Zasadniczą przyczyną oddalenia powództwa wobec pozwanych R. D., R. Ż. i J. B. było ustalenie przez Sąd I instancji, że (bezsporne) nie pełnili oni funkcji członków zarządu w dniu 16.03.2015 roku, kiedy to została zawarta umowa dzierżawy pomiędzy spółkami (...), a tę właśnie datę Sąd Okręgowy uznał za rozstrzygającą dla powstania („zmaterializowania się”) roszczenia (...), podkreślając że z tą właśnie datą spółka (...) zaprzestała realizować umowę z (...) co skutkowało zażądaniem przez (...)zwrotu dotacji, naliczeniem kar umownych i w konsekwencji wydaniem przeciwko spółce nakazów zapłaty. Natomiast główną przyczyną oddalenia powództwa wobec pozwanego K. B. (2) było uznanie przez Sąd I instancji, że jakkolwiek – w świetle opinii biegłej H. K. - już na dzień 13.04.2011 roku istniały przesłanki do zgłoszenia upadłości, to jednak wniosek zgłoszony w tym terminie nie dawał szansy na pokrycie kosztów postępowania upadłościowego, a więc także wierzytelności (...) co oznacza brak szkody w rozumieniu art. 299 par.2 KSH i co stanowi ziszczenie się przesłanki egzoneracyjnej, prowadzącej do oddalenia powództwa.

Zarzuty apelacji, jakkolwiek bardzo rozbudowane, dotyczyły w istocie kilku kwestii, a mianowicie: naruszenia przepisów procesowych (art. 231 i 233 k.p.c.) i w konsekwencji błędnego uznania przez Sąd, jakoby wierzytelność poprzedniczki powódki powstała dopiero w dniu 16.03.2015r. (tj. z chwilą zaprzestania przez spółkę (...) umowy łączącej strony i wydzierżawienie obiektu innej firmie), błędnego uznania przez Sąd I instancji, jakoby nie ziściły się przesłanki odpowiedzialności pozwanych z art. 299 par.2 k.s.h., błędnego odwołania się przez ten Sąd do zasad współżycia społecznego, jako podstawy tamującej roszczenie powódki oraz nierozpoznania istoty sprawy wobec niezbadania powództwa w kontekście przepisu art. 21 ust 3 p.u.i n. oraz art. 415 k.c., mimo zgłoszenia przez powódkę takiego żądania w toku sprawy. Nadto zdaniem skarżącej doszło do naruszenia art. 353 1 k.c. poprzez jego niezastosowanie i nieuwzględnienie faktu, że umowa dotacji jest umową nienazwaną, rodzącą obowiązek zwrotu dotacji w sytuacji powstania choćby jednej z przesłanek upadłości spółki.

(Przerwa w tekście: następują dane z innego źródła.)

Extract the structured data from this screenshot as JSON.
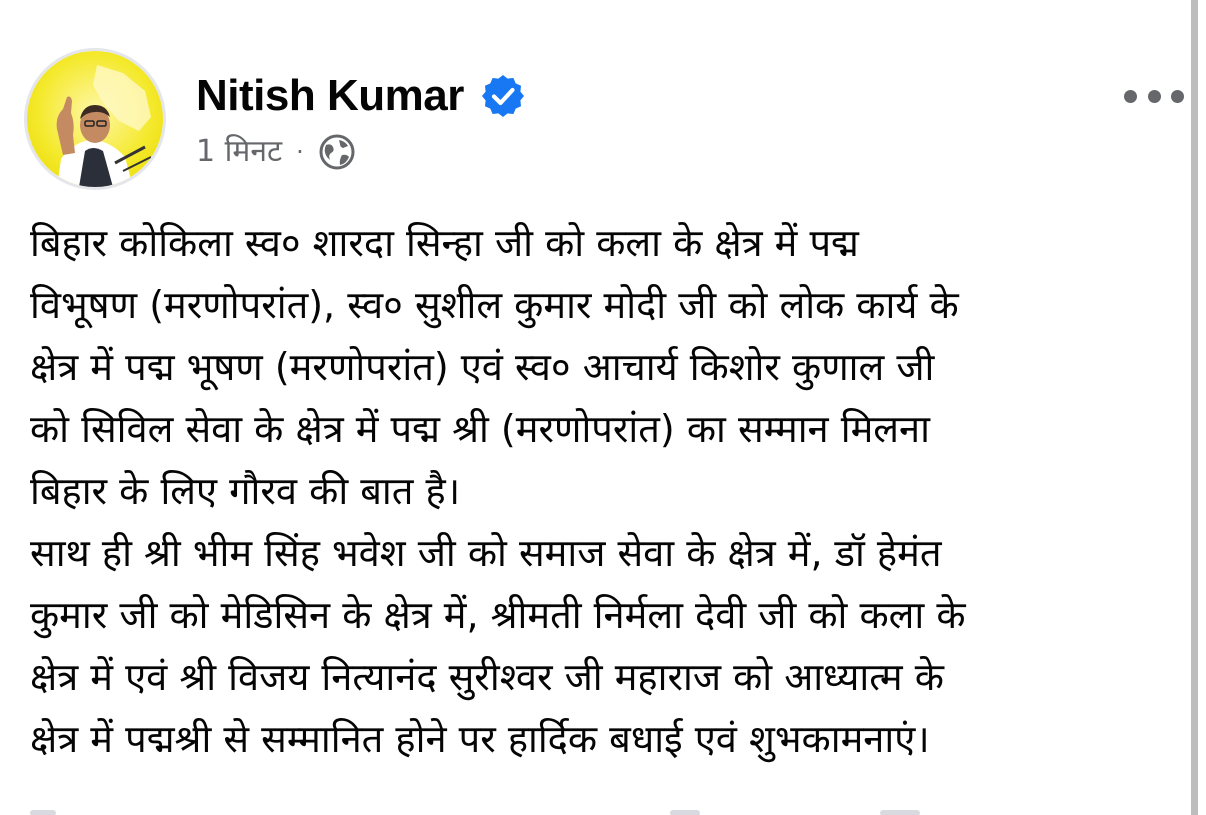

Ocena zarzutów apelacji wymagała w pierwszej kolejności zbadania poprawności zastosowania przepisu art. 299 KSH a nadto wzajemnej relacji tego przepisu i – przywołanego alternatywnie przez powoda, jako podstawa jego żądania - przepisu art. 21 ust 3 p.u.i n. oraz przepisu art. 415 kodeksu cywilnego. Zbadania też wymagało, czy nieodniesienie się przez Sąd I instancji do tych dwóch ostatnich reżimów prawnych uzasadniało powoływanie się przez powoda na nierozpoznanie istoty sprawy.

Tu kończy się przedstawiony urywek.